The script respects my voice rules because the brief enforces them. No em dashes, no marketing slop, first person, concrete examples. If the brief is loose, the output is useless. Tight briefs produce usable drafts.

The tooling stack

The core dependencies are small:

{
  "gray-matter": "^4.0.3",
  "next-mdx-remote": "^6.0.0",
  "remark-gfm": "^4.0.1"
}

gray-matter parses the YAML frontmatter. next-mdx-remote/rsc renders MDX as a React Server Component. remark-gfm adds GitHub Flavored Markdown: tables, footnotes, task lists.

I wire them together in lib/blog.ts with custom MDX components for h2, h3, p, ul, li, blockquote, code, and pre. That is where I apply consistent styling and add things like copy buttons for code blocks.

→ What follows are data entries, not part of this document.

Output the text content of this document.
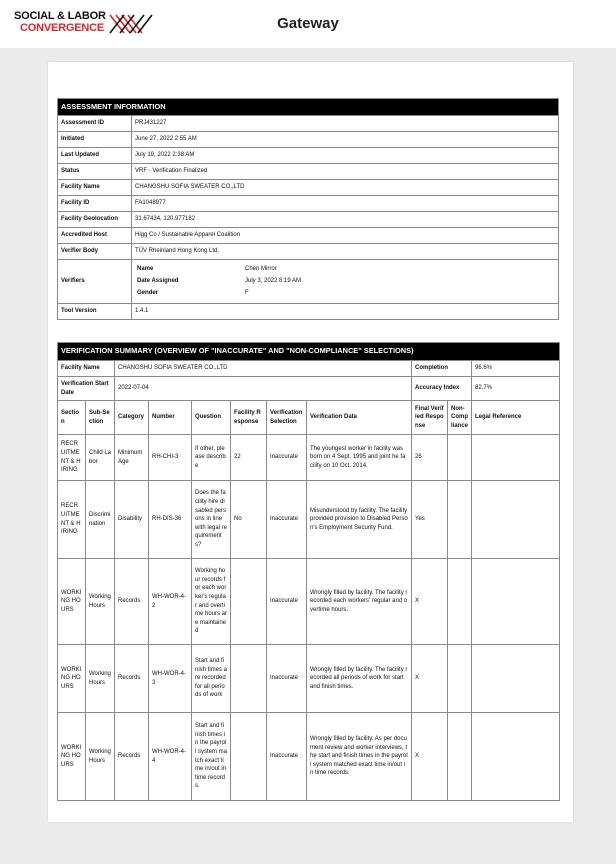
SOCIAL & LABOR
CONVERGENCE	Gateway
ASSESSMENT INFORMATION
Assessment ID	PRJ431227
Initiated	June 27, 2022 2:55 AM
Last Updated	July 19, 2022 2:38 AM
Status	VRF - Verification Finalized
Facility Name	CHANGSHU SOFIA SWEATER CO.,LTD
Facility ID	FA1048977
Facility Geolocation	31.67434, 120.977182
Accredited Host	Higg Co / Sustainable Apparel Coalition
Verifier Body	TÜV Rheinland Hong Kong Ltd.
Verifiers	
Name	Chen Mirror
Date Assigned	July 3, 2022 8:19 AM
Gender	F

Tool Version	1.4.1
VERIFICATION SUMMARY (OVERVIEW OF "INACCURATE" AND "NON-COMPLIANCE" SELECTIONS)										
Facility Name		CHANGSHU SOFIA SWEATER CO.,LTD						Completion		96.6%
Verification Start Date		2022-07-04						Accuracy Index		82.7%
Section	Sub-Section	Category	Number	Question	Facility Response	Verification Selection	Verification Data	Final Verified Response	Non-Compliance	Legal Reference
RECRUITMENT & HIRING	Child Labor	Minimum Age	RH-CHI-3	If other, please describe	22	Inaccurate	The youngest worker in facility was born on 4 Sept. 1995 and joint he facility on 10 Oct. 2014.	26		
RECRUITMENT & HIRING	Discrimination	Disability	RH-DIS-36	Does the facility hire disabled persons in line with legal requirements?	No	Inaccurate	Misunderstood by facility. The facility provided provision to Disabled Person's Employment Security Fund.	Yes		
WORKING HOURS	Working Hours	Records	WH-WOR-4-2	Working hour records for each worker's regular and overtime hours are maintained		Inaccurate	Wrongly filled by facility. The facility recorded each workers' regular and overtime hours.	X		
WORKING HOURS	Working Hours	Records	WH-WOR-4-3	Start and finish times are recorded for all periods of work		Inaccurate	Wrongly filled by facility. The facility recorded all periods of work for start and finish times.	X		
WORKING HOURS	Working Hours	Records	WH-WOR-4-4	Start and finish times in the payroll system match exact time in/out in time records.		Inaccurate	Wrongly filled by facility. As per document review and worker interviews, the start and finish times in the payroll system matched exact time in/out in time records.	X		
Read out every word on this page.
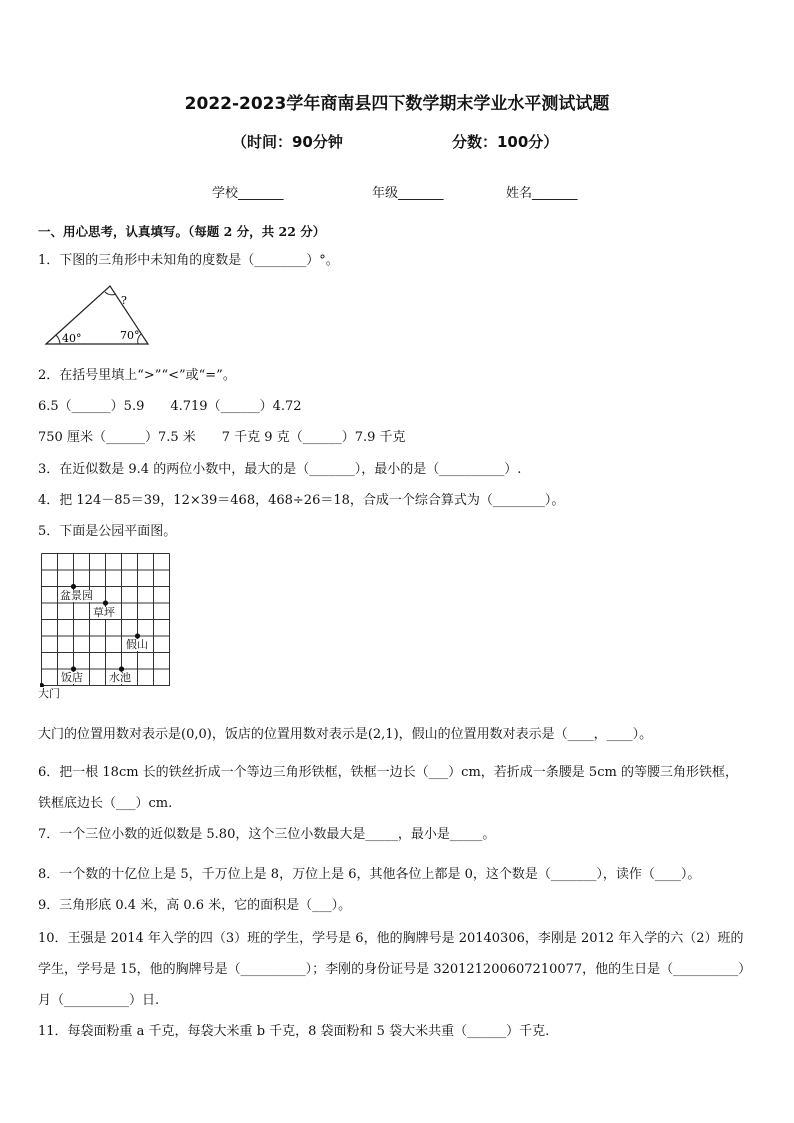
2022-2023学年商南县四下数学期末学业水平测试试题
（时间：90分钟	分数：100分）
学校_______	年级_______	姓名_______
一、用心思考，认真填写。（每题 2 分，共 22 分）
1．下图的三角形中未知角的度数是（________）°。
40°	70°
?
2．在括号里填上“>”“<”或“=”。
6.5（______）5.9　　4.719（______）4.72
750 厘米（______）7.5 米　　7 千克 9 克（______）7.9 千克
3．在近似数是 9.4 的两位小数中，最大的是（_______），最小的是（__________）.
4．把 124－85＝39，12×39＝468，468÷26＝18，合成一个综合算式为（________）。
5．下面是公园平面图。
盆景园
草坪
假山
饭店 水池
大门
大门的位置用数对表示是(0,0)，饭店的位置用数对表示是(2,1)，假山的位置用数对表示是（____，____）。
6．把一根 18cm 长的铁丝折成一个等边三角形铁框，铁框一边长（___）cm，若折成一条腰是 5cm 的等腰三角形铁框，
铁框底边长（___）cm.
7．一个三位小数的近似数是 5.80，这个三位小数最大是_____，最小是_____。
8．一个数的十亿位上是 5，千万位上是 8，万位上是 6，其他各位上都是 0，这个数是（_______），读作（____）。
9．三角形底 0.4 米，高 0.6 米，它的面积是（___）。
10．王强是 2014 年入学的四（3）班的学生，学号是 6，他的胸牌号是 20140306，李刚是 2012 年入学的六（2）班的
学生，学号是 15，他的胸牌号是（__________）；李刚的身份证号是 320121200607210077，他的生日是（__________）
月（__________）日.
11．每袋面粉重 a 千克，每袋大米重 b 千克，8 袋面粉和 5 袋大米共重（______）千克.
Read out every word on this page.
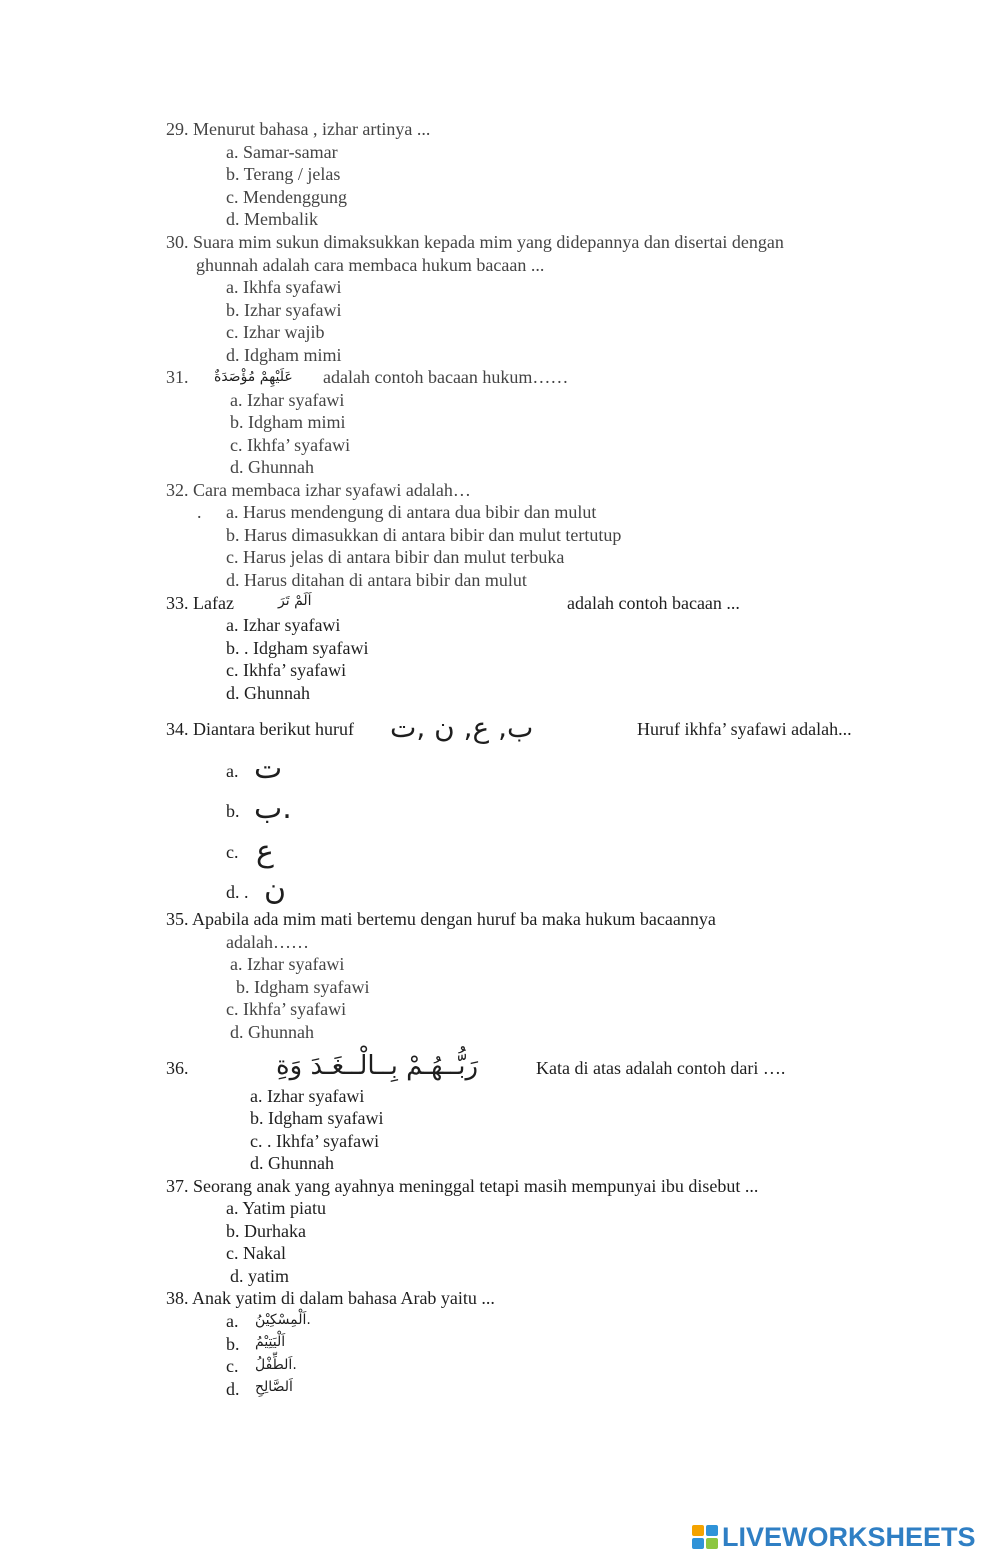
29. Menurut bahasa , izhar artinya ...
a. Samar-samar
b. Terang / jelas
c. Mendenggung
d. Membalik
30. Suara mim sukun dimaksukkan kepada mim yang didepannya dan disertai dengan
ghunnah adalah cara membaca hukum bacaan ...
a. Ikhfa syafawi
b. Izhar syafawi
c. Izhar wajib
d. Idgham mimi
31. عَلَيْهِمْ مُؤْصَدَةٌ adalah contoh bacaan hukum……
a. Izhar syafawi
b. Idgham mimi
c. Ikhfa’ syafawi
d. Ghunnah
32. Cara membaca izhar syafawi adalah…
. a. Harus mendengung di antara dua bibir dan mulut
b. Harus dimasukkan di antara bibir dan mulut tertutup
c. Harus jelas di antara bibir dan mulut terbuka
d. Harus ditahan di antara bibir dan mulut
33. Lafaz	اَلَمْ تَرَ	adalah contoh bacaan ...
a. Izhar syafawi
b. . Idgham syafawi
c. Ikhfa’ syafawi
d. Ghunnah
34. Diantara berikut huruf ب, ع, ن ,ت	Huruf ikhfa’ syafawi adalah...
a. ت
b. .ب
c. ع
d. . ن
35. Apabila ada mim mati bertemu dengan huruf ba maka hukum bacaannya
adalah……
a. Izhar syafawi
b. Idgham syafawi
c. Ikhfa’ syafawi
d. Ghunnah
36.	رَبُّــهُـمْ بِــالْــغَـدَ وَةِ	Kata di atas adalah contoh dari ….
a. Izhar syafawi
b. Idgham syafawi
c. . Ikhfa’ syafawi
d. Ghunnah
37. Seorang anak yang ayahnya meninggal tetapi masih mempunyai ibu disebut ...
a. Yatim piatu
b. Durhaka
c. Nakal
d. yatim
38. Anak yatim di dalam bahasa Arab yaitu ...
a. .اَلْمِسْكِيْنُ
b. اَلْيَتِيْمُ
c. .اَلطِّفْلُ
d. اَلصَّالِحِ
LIVEWORKSHEETS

The entire blog system is about 150 lines of glue code. I could have used a CMS and spent the same amount of time configuring it. But then I would be locked into their API, their pricing, and their upgrade cycle.

What I learned from migrating off Vercel

When I moved this site from Vercel to Coolify, the blog was the easiest part. The MDX files are just data in the repo. I did not need to export anything, reconfigure webhooks, or worry about API compatibility. I just pointed the build command at the same Next.js project and it worked.

That experience is documented in my Vercel-to-Coolify migration post. The blog's portability was a side effect of choosing files over a CMS. I did not plan for it, but it paid off.

The honest takeaway

MDX is not the right tool for every blog. If you have a team of non-technical editors, a CMS is better. If you need rich media management or A/B testing, a CMS is better. If you want to write in a browser and see a live preview, a CMS is better.

But for a solo technical blog, MDX is simpler, cheaper, and more portable. It removes the operational overhead of a CMS without removing any feature I actually use. The trade-offs are real, but I know them and I accept them.

I also ran into a gotcha with GitHub deploy keys during the migration. If you manage multiple repos from one VPS, check my post on GitHub deploy keys uniqueness. It saved me an hour of debugging.

For now, I keep writing in VS Code, committing to git, and letting Coolify build the static output. No CMS dashboard, no monthly bill, no lock-in. Just files.